The movement of introduced species across the nation has occurred at breathtaking speed—and enormous cost. For example, the American vegetable leaf miner, Lyriomyza sativae, was first detected in Hainan Province in December of 1993.
By early 1995 it had spread to 20 other provinces, and now it occurs throughout the whole country and causes at least $80 million of damages to vegetable crops every year.
China’s waterways have also become distribution systems for biological invaders. The Three Gorges Dam and a major canal project diverting water from the damp south to the drought-prone north could provide easy migration routes for aquatic invaders such as water hyacinth and alligator weed.
Both plants periodically block waterways in southern China, and have the potential to clog power turbines and water-intake pipes.
Mack said the unique ecosystems in remote areas of China and its neighbors are especially vulnerable to biological invaders.
Since they are not accustomed to dealing with new competitors, parasites, and predators, such regions could be quickly overwhelmed by aggressive newcomers.

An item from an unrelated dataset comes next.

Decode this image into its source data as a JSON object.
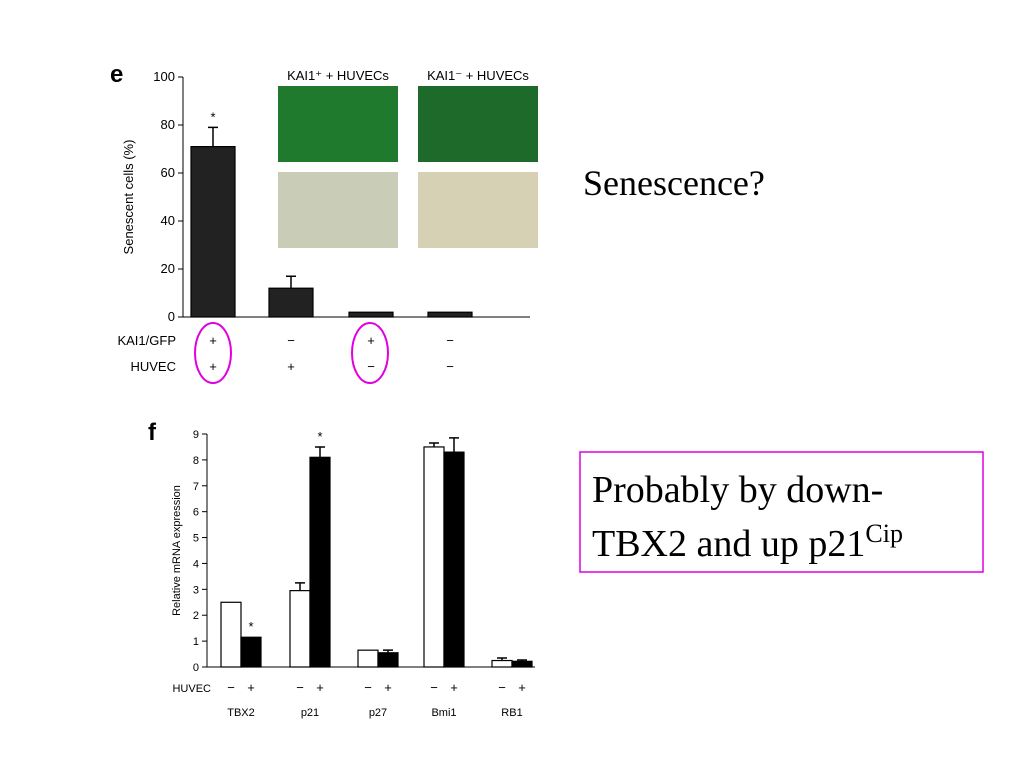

Tibet, for example, has so far been relatively unaffected by the problems of invasive species. That could soon change due to the influx of new species carried in on new highways and the rail line that now runs from Beijing to Lhasa, Mack said.
The Olympics present another challenge: the entry of untold numbers of non-native seeds, spores and insect eggs that hitch a ride with the thousands of visitors and cargo containers that will converge on Beijing this summer.
Mack said the Chinese government recognizes the potential of the Games to lead to further problems with invasive species and is working on ways to detect and eliminate them before they gain a foothold.
However,the researchers also found that between 2002 and 2004, the Chinese government imported more than 31 million woody seedlings and 130,000 pounds of seeds to be planted in and around Beijing to ‘beautify’ the city in advance of the Games.
Some of those plants may themselves become invasive; and even well-behaved imported plants may carry invasive insects or parasites.
According to Mack, the most critical phase of the effort to deter Olympic invaders will come after the human visitors have moved on.
“The most likely way that any of these organisms are going to come in is in a resting stage—eggs, seeds, spores,”  Mack said. “That means they’re not going to be prominent at all when they first come in. So the Chinese will need to be alert with follow-up inspections.”
By that, he means inspecting the Olympics grounds during and especially after the Games. Programs to detect newcomers should continue for more than a year after the Games end, he said—the longer the better, because spores and seeds may not start growing right away.
Mack told Chinese scientists about one of the first such follow-up efforts, which occurred in Philadelphia following the city’s big Centennial Exposition in 1876.
“The city assembled a group of local botanists to walk the grounds of the exhibition halls for four years after it was over, looking for new species that would have come in,” he said. “I consider that incredibly insightful.”